Re left position - always difficult as evidenced by the fact that the majority of prem teams (Liverpool a notable exception) play a right footer on the left. We have Lennon, Malbranque (who played a blinder on the left yesterday) Bale and Keane. So we have many options and yet we will still look as depth is a key factor of the squad.

Please let me know if any rumours running amok that I have not answered here - will be happy to! best regards,


Too confusing, isn’t it? No real way of knowing whether Mido’s dig at Tottenham’s ‘politics’ is true or just a bitter parting word at the fact that he was shifted out of the club having dropped to 5th in the pecking order.

And are forums really this powerful tool of mass hysteria where a few words posted suddenly appear in the next days edition of The Sun or Mirror?

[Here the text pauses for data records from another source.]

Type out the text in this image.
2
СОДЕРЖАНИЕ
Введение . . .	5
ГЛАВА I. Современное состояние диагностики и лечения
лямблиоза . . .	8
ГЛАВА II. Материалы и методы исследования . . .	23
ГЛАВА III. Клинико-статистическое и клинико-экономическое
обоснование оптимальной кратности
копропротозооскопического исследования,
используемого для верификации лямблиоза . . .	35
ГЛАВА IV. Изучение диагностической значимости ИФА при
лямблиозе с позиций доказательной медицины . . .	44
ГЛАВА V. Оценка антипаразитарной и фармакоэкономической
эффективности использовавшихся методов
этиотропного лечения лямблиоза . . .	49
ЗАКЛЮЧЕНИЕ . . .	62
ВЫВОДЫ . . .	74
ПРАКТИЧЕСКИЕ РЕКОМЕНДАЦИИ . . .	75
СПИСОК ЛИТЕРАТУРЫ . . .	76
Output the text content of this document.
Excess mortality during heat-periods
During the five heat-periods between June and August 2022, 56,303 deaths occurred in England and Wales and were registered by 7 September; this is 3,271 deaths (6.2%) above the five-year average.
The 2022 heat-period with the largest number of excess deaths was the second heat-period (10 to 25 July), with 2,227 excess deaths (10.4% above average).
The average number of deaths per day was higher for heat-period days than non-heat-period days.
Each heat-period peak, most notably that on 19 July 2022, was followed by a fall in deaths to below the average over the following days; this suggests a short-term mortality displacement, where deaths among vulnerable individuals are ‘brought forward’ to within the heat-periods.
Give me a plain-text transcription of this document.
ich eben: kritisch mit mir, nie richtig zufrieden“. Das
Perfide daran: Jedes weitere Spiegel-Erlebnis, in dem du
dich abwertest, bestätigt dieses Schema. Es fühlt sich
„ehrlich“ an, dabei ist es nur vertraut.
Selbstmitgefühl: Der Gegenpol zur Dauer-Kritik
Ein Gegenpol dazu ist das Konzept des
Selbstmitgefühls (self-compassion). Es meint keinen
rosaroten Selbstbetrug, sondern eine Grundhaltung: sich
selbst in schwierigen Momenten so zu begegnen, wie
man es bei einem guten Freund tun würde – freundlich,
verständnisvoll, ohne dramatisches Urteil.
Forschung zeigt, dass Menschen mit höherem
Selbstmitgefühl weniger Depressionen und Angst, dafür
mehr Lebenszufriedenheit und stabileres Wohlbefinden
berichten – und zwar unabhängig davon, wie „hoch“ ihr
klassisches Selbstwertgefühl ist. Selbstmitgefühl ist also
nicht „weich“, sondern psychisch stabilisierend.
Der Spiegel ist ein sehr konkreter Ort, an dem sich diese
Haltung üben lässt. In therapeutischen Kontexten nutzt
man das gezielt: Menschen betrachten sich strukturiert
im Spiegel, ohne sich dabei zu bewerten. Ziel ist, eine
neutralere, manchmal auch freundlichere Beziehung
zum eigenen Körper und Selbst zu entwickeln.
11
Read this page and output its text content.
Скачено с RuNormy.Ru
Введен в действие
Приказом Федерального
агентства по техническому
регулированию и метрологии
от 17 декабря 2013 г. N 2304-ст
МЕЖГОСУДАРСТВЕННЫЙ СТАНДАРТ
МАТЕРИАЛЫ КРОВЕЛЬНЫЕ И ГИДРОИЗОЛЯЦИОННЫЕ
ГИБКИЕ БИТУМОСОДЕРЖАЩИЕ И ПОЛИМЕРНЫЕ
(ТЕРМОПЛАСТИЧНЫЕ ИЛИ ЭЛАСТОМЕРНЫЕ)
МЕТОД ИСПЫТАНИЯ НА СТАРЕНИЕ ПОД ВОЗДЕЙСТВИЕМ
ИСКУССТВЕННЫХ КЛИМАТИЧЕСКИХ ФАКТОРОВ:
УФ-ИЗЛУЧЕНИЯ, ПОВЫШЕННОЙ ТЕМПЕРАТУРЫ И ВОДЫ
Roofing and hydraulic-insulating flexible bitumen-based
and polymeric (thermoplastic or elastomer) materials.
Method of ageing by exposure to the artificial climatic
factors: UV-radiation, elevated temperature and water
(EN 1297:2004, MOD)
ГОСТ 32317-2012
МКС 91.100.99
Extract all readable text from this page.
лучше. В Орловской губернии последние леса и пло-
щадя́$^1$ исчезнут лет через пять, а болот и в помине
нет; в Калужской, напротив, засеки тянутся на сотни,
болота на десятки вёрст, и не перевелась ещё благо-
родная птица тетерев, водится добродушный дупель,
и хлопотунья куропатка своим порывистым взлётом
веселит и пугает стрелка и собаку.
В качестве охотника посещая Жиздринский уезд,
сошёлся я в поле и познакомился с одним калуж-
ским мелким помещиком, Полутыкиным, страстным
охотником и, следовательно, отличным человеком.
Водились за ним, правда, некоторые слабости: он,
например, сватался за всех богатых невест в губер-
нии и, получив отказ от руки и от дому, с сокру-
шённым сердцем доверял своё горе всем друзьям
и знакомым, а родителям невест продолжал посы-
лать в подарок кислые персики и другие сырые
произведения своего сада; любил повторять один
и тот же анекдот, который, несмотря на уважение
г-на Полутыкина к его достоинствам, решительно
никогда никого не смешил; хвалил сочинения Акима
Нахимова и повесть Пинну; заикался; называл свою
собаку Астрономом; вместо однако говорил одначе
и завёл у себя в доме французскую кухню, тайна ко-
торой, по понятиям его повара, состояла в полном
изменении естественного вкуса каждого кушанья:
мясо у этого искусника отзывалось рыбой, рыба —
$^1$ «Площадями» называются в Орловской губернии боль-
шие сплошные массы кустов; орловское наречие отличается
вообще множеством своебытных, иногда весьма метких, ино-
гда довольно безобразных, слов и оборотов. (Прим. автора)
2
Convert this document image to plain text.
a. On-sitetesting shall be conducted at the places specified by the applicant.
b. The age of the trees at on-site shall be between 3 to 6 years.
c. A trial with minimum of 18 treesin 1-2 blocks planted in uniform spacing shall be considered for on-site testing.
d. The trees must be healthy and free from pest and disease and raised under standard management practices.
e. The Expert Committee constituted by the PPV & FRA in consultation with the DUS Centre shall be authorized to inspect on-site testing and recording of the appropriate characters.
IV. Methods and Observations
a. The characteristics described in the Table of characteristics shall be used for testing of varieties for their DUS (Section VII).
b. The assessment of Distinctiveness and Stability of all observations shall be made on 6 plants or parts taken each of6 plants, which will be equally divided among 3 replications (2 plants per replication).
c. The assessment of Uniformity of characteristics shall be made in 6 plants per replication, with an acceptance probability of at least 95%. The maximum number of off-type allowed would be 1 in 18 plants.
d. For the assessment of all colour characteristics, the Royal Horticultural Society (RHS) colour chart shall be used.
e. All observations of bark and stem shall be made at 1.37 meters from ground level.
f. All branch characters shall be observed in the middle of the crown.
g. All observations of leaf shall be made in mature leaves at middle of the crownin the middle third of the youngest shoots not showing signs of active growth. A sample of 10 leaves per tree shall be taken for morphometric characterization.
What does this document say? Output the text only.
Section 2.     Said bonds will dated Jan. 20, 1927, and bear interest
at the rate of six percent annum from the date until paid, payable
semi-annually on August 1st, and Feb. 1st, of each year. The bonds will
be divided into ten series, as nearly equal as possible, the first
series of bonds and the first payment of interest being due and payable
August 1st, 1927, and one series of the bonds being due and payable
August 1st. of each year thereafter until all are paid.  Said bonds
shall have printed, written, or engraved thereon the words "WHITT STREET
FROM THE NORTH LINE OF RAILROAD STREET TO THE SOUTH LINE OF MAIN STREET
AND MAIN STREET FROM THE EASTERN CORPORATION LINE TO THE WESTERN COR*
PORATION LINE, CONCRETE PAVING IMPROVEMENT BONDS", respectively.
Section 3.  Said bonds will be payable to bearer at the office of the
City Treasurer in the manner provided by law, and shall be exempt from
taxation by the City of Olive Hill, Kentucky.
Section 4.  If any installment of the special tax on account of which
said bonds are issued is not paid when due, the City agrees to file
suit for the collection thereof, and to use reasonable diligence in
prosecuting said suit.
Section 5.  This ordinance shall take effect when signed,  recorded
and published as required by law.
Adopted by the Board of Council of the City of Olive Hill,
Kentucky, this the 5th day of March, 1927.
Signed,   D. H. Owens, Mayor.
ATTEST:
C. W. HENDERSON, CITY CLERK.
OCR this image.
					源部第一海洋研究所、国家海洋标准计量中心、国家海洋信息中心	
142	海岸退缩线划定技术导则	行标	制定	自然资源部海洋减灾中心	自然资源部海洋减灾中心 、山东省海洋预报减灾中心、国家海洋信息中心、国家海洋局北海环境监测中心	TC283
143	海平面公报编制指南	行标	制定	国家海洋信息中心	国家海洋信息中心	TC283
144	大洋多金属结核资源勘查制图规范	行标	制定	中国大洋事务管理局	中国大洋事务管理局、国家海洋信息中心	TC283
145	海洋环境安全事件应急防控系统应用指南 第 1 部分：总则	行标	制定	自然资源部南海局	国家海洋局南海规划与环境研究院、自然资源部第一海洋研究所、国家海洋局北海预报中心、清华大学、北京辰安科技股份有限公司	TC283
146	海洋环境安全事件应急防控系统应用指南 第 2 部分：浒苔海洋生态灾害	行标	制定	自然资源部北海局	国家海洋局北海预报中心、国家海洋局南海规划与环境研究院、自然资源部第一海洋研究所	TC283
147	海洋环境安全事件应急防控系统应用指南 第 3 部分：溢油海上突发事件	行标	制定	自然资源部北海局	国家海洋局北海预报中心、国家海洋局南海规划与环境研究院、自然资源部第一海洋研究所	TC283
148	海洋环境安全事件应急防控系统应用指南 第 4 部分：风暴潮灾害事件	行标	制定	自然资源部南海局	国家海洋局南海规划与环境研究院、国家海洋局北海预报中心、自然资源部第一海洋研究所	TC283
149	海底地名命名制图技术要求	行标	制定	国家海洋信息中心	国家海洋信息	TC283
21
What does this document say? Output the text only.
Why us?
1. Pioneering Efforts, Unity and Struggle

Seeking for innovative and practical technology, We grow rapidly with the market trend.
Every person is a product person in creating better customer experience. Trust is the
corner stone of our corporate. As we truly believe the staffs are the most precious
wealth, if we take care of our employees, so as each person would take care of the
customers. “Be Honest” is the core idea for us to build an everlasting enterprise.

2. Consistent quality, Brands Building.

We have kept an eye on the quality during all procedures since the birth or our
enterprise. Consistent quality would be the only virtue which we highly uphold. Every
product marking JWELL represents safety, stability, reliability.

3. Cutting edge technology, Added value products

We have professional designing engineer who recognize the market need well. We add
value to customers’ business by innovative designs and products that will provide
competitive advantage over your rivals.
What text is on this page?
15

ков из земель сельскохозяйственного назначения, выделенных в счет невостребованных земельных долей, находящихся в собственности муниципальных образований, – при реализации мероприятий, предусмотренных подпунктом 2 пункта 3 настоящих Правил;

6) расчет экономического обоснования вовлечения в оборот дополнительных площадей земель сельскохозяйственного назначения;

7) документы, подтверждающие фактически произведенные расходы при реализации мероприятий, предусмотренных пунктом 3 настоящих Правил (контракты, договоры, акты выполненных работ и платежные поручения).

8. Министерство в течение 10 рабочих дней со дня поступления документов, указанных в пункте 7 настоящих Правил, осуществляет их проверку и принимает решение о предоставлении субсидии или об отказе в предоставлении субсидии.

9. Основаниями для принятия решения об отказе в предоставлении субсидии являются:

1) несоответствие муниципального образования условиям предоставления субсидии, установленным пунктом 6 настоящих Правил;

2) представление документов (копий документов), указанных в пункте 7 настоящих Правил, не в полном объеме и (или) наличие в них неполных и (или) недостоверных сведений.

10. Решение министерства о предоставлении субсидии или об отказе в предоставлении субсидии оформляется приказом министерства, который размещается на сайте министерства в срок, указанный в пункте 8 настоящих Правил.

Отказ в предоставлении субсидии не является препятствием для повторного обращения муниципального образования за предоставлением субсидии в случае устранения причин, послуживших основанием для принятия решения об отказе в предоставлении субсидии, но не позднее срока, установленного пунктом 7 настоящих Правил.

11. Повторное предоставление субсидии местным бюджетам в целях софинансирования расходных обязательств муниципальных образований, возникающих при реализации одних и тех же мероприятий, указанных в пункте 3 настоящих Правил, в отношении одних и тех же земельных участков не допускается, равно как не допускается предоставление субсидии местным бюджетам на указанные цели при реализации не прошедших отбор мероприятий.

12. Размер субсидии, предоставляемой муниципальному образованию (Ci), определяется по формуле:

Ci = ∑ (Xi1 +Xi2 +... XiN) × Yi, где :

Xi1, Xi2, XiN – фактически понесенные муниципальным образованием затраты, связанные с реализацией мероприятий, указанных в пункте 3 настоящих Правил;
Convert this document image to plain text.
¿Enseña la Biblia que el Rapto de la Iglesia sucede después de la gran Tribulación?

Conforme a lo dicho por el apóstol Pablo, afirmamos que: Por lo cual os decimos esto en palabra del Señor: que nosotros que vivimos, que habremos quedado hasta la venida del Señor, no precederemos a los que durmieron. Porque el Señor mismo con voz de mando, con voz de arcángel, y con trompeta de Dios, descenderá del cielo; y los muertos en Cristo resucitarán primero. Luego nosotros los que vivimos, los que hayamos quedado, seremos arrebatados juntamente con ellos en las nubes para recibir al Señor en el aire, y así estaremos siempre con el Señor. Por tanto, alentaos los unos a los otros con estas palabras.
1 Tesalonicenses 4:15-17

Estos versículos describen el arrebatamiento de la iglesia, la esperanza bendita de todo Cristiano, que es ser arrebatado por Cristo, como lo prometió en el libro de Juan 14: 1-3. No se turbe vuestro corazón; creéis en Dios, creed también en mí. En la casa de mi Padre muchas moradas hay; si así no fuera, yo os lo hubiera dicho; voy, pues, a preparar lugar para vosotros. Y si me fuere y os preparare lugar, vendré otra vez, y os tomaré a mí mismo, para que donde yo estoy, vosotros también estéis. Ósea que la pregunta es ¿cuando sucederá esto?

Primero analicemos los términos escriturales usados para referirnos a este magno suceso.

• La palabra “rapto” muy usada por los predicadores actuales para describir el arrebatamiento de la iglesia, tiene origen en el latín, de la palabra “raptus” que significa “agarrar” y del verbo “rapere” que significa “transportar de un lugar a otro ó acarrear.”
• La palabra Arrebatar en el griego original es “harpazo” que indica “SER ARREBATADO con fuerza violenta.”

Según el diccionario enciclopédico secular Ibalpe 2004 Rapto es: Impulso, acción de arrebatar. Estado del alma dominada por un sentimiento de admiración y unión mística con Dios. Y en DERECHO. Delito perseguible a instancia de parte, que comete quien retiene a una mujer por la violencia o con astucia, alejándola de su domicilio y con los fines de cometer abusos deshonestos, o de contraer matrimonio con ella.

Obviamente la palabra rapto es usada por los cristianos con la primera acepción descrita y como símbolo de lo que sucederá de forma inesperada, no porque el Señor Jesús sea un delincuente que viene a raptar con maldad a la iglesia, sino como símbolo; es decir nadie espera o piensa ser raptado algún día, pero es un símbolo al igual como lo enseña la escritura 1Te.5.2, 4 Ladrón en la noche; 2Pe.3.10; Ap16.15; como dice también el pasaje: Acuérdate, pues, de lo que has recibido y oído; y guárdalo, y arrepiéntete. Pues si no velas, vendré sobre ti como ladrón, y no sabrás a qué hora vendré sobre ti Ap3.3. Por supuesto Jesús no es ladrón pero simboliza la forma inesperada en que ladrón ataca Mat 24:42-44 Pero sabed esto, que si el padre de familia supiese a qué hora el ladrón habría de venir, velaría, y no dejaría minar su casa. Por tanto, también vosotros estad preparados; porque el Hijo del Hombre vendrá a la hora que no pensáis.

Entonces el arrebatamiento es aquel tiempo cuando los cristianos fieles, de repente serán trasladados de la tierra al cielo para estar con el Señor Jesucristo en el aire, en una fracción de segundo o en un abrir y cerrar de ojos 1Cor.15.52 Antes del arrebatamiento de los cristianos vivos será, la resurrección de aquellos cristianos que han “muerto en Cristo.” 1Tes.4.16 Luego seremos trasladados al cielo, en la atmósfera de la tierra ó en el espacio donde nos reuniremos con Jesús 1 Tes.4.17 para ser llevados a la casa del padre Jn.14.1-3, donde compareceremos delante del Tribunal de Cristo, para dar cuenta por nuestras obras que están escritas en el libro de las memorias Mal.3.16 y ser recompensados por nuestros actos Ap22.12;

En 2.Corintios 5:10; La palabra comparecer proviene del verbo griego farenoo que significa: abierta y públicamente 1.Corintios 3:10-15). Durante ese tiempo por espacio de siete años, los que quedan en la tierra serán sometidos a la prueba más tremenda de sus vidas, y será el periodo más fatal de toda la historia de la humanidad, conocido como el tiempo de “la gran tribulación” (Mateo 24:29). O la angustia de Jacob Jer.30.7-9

Is Levy to blame for failing to buck a trend and behave in the manner that has become synonymous with the past - bad management. Why do we have to persistently rock the boat? Or is modern day football to blame, breeding impatience in the terraces and on the board.

Maybe its not all rumours. Maybe there is truth in it. Maybe I'm blinded by the fact that Jol has achieved great success compared to the past set of managers who have failed miserably - but I fail to see that he might not be capable of taking us further.

I said that I no longer dispute the fact that Jol's days maybe numbered. And as you can tell from this article I am unable to settle down into one school of thought on this.

If Jol wasn't in trouble he is now. And its more to do with the hype surrounding it than the actual logical process that should be considered (i.e. give Jol the time he needs).

Maybe sacking him isn't too bad an idea if Ramos replaces him. But I just can't find myself liking that idea at this moment. That must make me pro-Jol and anti-Levy. Spooky will be pleased with that. Though he's anti-everything at the best of times.